L’essor impétueux de l’intelligence artificielle risque de submerger des institutions politiques trop lentes à s’adapter, ouvrant la voie à un avenir aux contours « néo-féodal » dominé par des entités privées. C’est l’alarme qui ressort d’une analyse à long terme de l’impact de l’IA.
Si le développement technologique progresse de manière exponentielle alors que la politique évolue lentement, le résultat sera un vide progressif des fonctions publiques au profit des acteurs privés. C'est la thèse d'un article de Samuel Hammond, économiste principal à la Foundation for American Innovation, où ses recherches portent sur la politique de l'innovation et de la science et sur l'impact institutionnel des technologies de rupture.
Vers une féodalité technologique
À partir de 2024, les auteurs décrivent combien de services seront progressivement confiés à des entités privées : sécurité, éducation, régulation, voire collecte et gestion de données météorologiques. Avec l’IA démocratisant des capacités autrefois rares, les entreprises de haute technologie et les petites communautés (même aussi grandes que des quartiers) combleront les déficits publics.
Aujourd’hui déjà, nous acceptons de limiter les droits et libertés en échange de services : les grands aéroports, par exemple, sont presque comme des micro-États gérés par des particuliers et hautement surveillés. Avec l’IA, cette tendance va s’étendre à toutes les sphères sociales et économiques, dans une dérive que la recherche définit comme du « néo-féodalisme ».
La néo-féodale du futur, l’exemple « insoupçonné » de la mobilité
Parmi les signaux « faibles » (pour ainsi dire) de cette dérive, il y a celui lié à la mobilité. La montée en puissance de plateformes comme Uber et Lyft a bouleversé le secteur des taxis, autrefois étroitement réglementé par les autorités municipales. La connectivité a permis de s'affranchir de ces contraintes traditionnelles, en confiant le contrôle qualité à la réputation privée et aux mécanismes de surveillance.
En quelques années seulement, la part des taxis dans le total des déplacements dans une ville comme New York est passée de 90 % à 10 %. Plus de praticité, plus de « démocratisation » d’un métier, me direz-vous. Peut-être. Cependant, avec une transition de la gouvernance des organismes publics vers des plateformes dotées de systèmes internes de crédit social. La prochaine étape, celle des voitures sans conducteur, est déjà sur nous et cela nous mettra face à la réalité : à ce moment-là, les États auront-ils encore la force de représenter la protection des citoyens, avec des mesures de soutien comme un revenu universel ? Ou vont-ils perdre complètement leur rôle, laissant les gens se « livrer » à des systèmes sociaux entièrement privés (protection sociale, éducation, fiscalité), dans un féodalisme technologique ?
Il s’agit aujourd’hui de changements d’époque mais à petite échelle, qui préfigurent cependant l’ampleur des futurs bouleversements induits par l’IA.

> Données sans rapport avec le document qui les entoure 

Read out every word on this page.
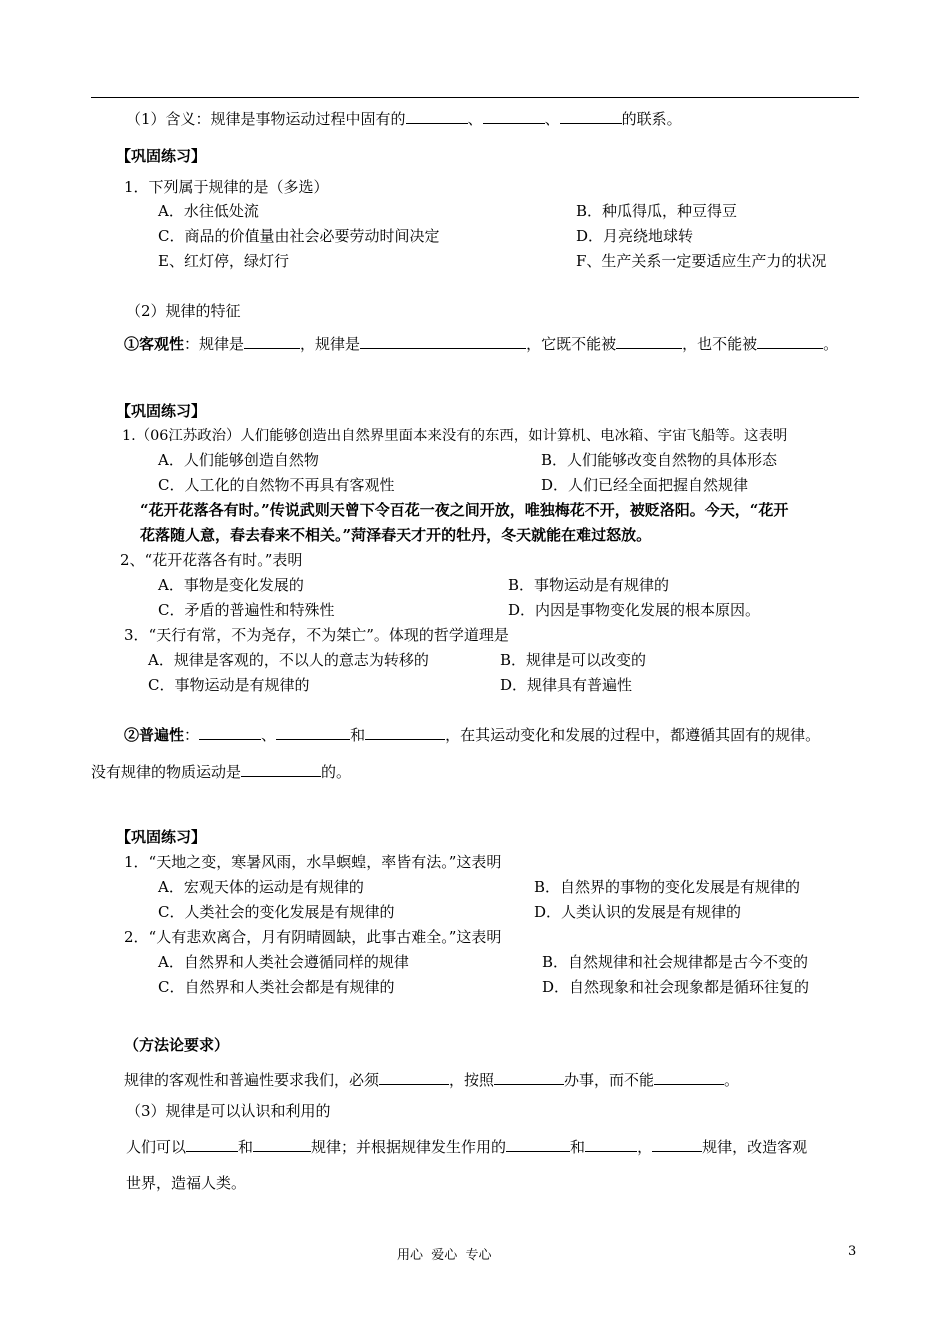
（1）含义：规律是事物运动过程中固有的	、	、	的联系。
【巩固练习】
1．下列属于规律的是（多选）
A．水往低处流	B．种瓜得瓜，种豆得豆
C．商品的价值量由社会必要劳动时间决定	D．月亮绕地球转
E、红灯停，绿灯行	F、生产关系一定要适应生产力的状况
（2）规律的特征
①客观性：规律是	，规律是	，它既不能被	，也不能被	。
【巩固练习】
1.（06江苏政治）人们能够创造出自然界里面本来没有的东西，如计算机、电冰箱、宇宙飞船等。这表明
A．人们能够创造自然物	B．人们能够改变自然物的具体形态
C．人工化的自然物不再具有客观性	D．人们已经全面把握自然规律
“花开花落各有时。”传说武则天曾下令百花一夜之间开放，唯独梅花不开，被贬洛阳。今天，“花开
花落随人意，春去春来不相关。”菏泽春天才开的牡丹，冬天就能在难过怒放。
2、“花开花落各有时。”表明
A．事物是变化发展的	B．事物运动是有规律的
C．矛盾的普遍性和特殊性	D．内因是事物变化发展的根本原因。
3．“天行有常，不为尧存，不为桀亡”。体现的哲学道理是
A．规律是客观的，不以人的意志为转移的	B．规律是可以改变的
C．事物运动是有规律的	D．规律具有普遍性
②普遍性：	、	和	，在其运动变化和发展的过程中，都遵循其固有的规律。
没有规律的物质运动是	的。
【巩固练习】
1．“天地之变，寒暑风雨，水旱螟蝗，率皆有法。”这表明
A．宏观天体的运动是有规律的	B．自然界的事物的变化发展是有规律的
C．人类社会的变化发展是有规律的	D．人类认识的发展是有规律的
2．“人有悲欢离合，月有阴晴圆缺，此事古难全。”这表明
A．自然界和人类社会遵循同样的规律	B．自然规律和社会规律都是古今不变的
C．自然界和人类社会都是有规律的	D．自然现象和社会现象都是循环往复的
（方法论要求）
规律的客观性和普遍性要求我们，必须	，按照	办事，而不能	。
（3）规律是可以认识和利用的
人们可以	和	规律；并根据规律发生作用的	和	，	规律，改造客观
世界，造福人类。
用心  爱心  专心	3
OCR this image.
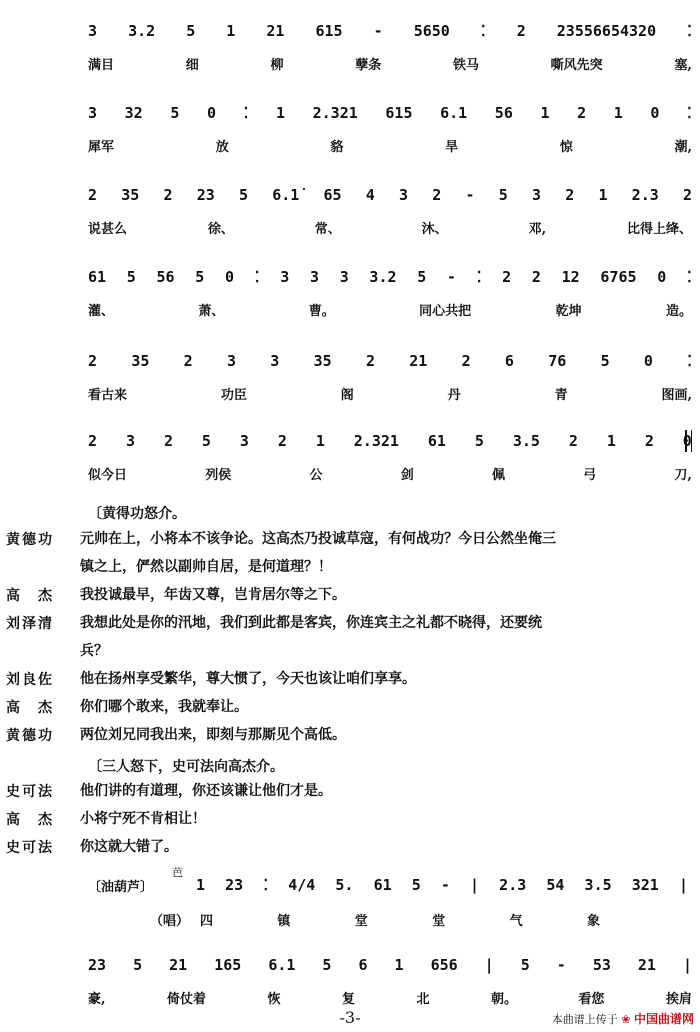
3 3.2 5 1 21 615 - 5650 ⁚ 2 23556654320 ⁚
满目	细	柳	孽条	铁马	嘶风先突	塞,
3 32 5 0 ⁚ 1 2.321 615 6.1 56 1 2 1 0 ⁚
犀军	放	貉	旱	惊	潮,
2 35 2 23 5 6.1̇ 65 4 3 2 - 5 3 2 1 2.3 2
说甚么	徐、	常、	沐、	邓,	比得上绛、
61 5 56 5 0 ⁚ 3 3 3 3.2 5 - ⁚ 2 2 12 6765 0 ⁚
灌、	萧、	曹。	同心共把	乾坤	造。
2 35 2 3 3 35 2 21 2 6 76 5 0 ⁚
看古来	功臣	阁	丹	青	图画,
2 3 2 5 3 2 1 2.321 61 5 3.5 2 1 2 0
似今日	列侯	公	剑	佩	弓	刀,
〔黄得功怒介。
黄德功	元帅在上，小将本不该争论。这高杰乃投诚草寇，有何战功？今日公然坐俺三
镇之上，俨然以副帅自居，是何道理？！
高　杰	我投诚最早，年齿又尊，岂肯居尔等之下。
刘泽清	我想此处是你的汛地，我们到此都是客宾，你连宾主之礼都不晓得，还要统
兵？
刘良佐	他在扬州享受繁华，尊大惯了，今天也该让咱们享享。
高　杰	你们哪个敢来，我就奉让。
黄德功	两位刘兄同我出来，即刻与那厮见个高低。
〔三人怒下，史可法向高杰介。
史可法	他们讲的有道理，你还该谦让他们才是。
高　杰	小将宁死不肯相让！
史可法	你这就大错了。
〔油葫芦〕
芭
1 23 ⁚ 4/4 5. 61 5 - | 2.3 54 3.5 321 |
（唱） 四	镇	堂	堂	气	象
23 5 21 165 6.1 5 6 1 656 | 5 - 53 21 |
豪,	倚仗着	恢	复	北	朝。	看您	挨肩
-3-	本曲谱上传于 ❀ 中国曲谱网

De la ville-entreprise à la singularité
Selon Hammond, d’ici 15 à 20 ans (vers 2040 donc), des villes entières se transformeront en entreprises. Ils offriront des services sociaux « premium », des infrastructures supervisées par l’IA et d’autres protections en échange de logement, de loyer, d’impôts sous forme d’abonnement. L’avènement ultérieur et possible d’une superintelligence risque devenir un coup mortel porté à ce qui reste des institutions publiques, qui céderait le contrôle aux particuliers dans un terrible retour de la haute technologie au Moyen Âge.
Là aussi, des signaux faibles, des preuves générales de "gouvernements techno», ils sont un peu partout.
Je n'y crois pas, mais c'est vrai
Je n'ai pas envie d'approuver le ton très néfaste des réflexions de Hammond, mais je ne peux pas exclure certains des pires aspects de ces prédictions si des ajustements politiques ne se produisent pas. Les institutions ont le devoir d’être dans l’air du temps pour éviter tendances autoritaires ou anachronique.
Sinon, le progrès technologique risque de les submerger, les rendant « collaborationnistes », voire esclaves d’un féodalisme dirigé par des méga-entreprises de plus en plus puissantes.